Certo, non suona terribilmente originale. Ma c’è una cosa che
ci siamo premurati di rendere immediatamente esplicita: "Niente
Pubblicità". Nel senso che: Qui a Clouds And Clocks è
facilissimo vedere chi fissa la lista delle priorità – e senza
ombra di dubbio siamo noi. Ovviamente è del tutto possibile che
lo scrivente soffra di preconcetti e chiusure come chiunque altro. Ma
è proprio tutto quello che essi sono – e nulla di più.
E dato che a Clouds and Clocks il campo di gioco è perfettamente
livellato ne consegue che tutti hanno esattamente le stesse possibilità.
L’unico
preconcetto del quale siamo perfettamente coscienti – cioè a
dire, è deliberato da un punto di vista editoriale – è
che abbiamo deciso di riferire soprattutto a proposito di quanto accade
oggi. Certo, pubblichiamo anche recensioni di ristampe su CD, o di materiali
d’epoca che appaiono ora su DVD-V. E sì, le nostre interviste
si sforzano sempre di offrire al lettore il "ritratto completo".
Ma è sempre stata nostra intenzione – per quel po’ che possiamo
– dare una mano proprio adesso, in questi tempi fantastici che stiamo
vivendo. Sforzandoci al contempo di evidenziare l’importanza di certe
modalità di ascolto che oggi sono senz’altro da includere nella
lista delle specie "a rischio di estinzione".
Siamo soddisfatti del feedback che riceviamo?
E tra parentesi: ne arriva? Beh, la risposta è "sì"

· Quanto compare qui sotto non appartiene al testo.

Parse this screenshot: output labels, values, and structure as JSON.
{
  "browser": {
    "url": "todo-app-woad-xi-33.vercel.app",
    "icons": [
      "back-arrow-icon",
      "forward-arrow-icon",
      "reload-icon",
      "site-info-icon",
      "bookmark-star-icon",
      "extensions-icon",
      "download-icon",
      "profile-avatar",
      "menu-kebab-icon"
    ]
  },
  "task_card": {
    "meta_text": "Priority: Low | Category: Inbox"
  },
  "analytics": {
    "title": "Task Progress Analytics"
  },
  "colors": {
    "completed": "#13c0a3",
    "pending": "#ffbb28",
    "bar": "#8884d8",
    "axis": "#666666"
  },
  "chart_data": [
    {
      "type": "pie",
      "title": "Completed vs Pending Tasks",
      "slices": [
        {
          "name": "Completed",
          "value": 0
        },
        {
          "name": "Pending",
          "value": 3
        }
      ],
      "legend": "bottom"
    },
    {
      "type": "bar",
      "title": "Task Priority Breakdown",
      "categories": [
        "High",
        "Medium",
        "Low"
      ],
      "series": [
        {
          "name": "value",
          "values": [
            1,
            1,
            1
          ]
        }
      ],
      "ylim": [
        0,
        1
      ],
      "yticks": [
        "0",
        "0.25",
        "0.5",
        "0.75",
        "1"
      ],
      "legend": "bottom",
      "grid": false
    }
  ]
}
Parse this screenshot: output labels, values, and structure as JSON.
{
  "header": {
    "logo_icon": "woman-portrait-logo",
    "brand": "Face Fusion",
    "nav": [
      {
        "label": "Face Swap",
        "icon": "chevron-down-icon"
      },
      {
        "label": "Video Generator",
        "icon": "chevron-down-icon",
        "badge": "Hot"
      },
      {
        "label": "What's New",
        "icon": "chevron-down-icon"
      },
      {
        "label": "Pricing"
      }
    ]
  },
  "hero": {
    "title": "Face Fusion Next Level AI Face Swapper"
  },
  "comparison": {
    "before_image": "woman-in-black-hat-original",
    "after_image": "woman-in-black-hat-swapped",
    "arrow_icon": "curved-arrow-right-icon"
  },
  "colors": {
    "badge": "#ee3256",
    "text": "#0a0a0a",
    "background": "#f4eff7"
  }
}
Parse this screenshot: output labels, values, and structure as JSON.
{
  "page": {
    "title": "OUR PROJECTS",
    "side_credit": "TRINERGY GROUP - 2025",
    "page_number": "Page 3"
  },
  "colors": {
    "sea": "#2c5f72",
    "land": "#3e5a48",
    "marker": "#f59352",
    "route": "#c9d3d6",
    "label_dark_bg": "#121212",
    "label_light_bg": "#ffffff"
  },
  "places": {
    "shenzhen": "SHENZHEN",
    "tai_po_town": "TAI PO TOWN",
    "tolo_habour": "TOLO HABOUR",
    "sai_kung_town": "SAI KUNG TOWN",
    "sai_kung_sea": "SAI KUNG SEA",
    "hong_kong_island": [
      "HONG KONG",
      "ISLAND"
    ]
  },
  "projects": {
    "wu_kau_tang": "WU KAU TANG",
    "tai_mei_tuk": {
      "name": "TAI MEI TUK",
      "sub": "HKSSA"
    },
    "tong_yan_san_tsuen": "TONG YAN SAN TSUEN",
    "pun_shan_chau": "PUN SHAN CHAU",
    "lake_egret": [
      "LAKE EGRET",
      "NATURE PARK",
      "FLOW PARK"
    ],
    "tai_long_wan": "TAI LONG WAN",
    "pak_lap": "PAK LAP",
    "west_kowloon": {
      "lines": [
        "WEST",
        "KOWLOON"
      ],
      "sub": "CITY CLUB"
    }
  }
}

ad ambedue le domande. Ma è un sì sul quale vale la pena
spendere qualche parola.
E’ ovvio
che pressoché chiunque avrebbe piacere a ricevere un po’ più
di feedback, qualche messaggio e-mail in più, un tipo di reazioni
più profondo e così via. Ma a ben vedere non abbiamo proprio
di che lamentarci. Sulle prime ci sono stati dei fatti che abbiamo trovato
sorprendenti – per esempio (posto che questo tipo di aggeggi sia da
considerare affidabile) per due anni di seguito il numero dei contatti
che giungevano dagli Stati Uniti ha costituito circa il 70% del totale,
mentre la risposta dall’Italia era decisamente sottotono. Se dobbiamo
giudicare dalla nostra (limitata) esperienza personale, la gente degli
USA ha mostrato un atteggiamento molto diverso nei confronti della Rete
– e se parliamo di musicisti anche rispetto al mercato. Più di
una volta abbiamo avuto l’impressione che la gran parte degli europei
(ci riferiamo qui ai soli musicisti) abbia perso le speranze al punto
tale da non scomodarsi più neppure a provarci; a volte abbiamo
avuto la sensazione che alcuni considerino lo stare ad aspettare qualche
tipo di finanziamento pubblico (fondi, commissioni e così via)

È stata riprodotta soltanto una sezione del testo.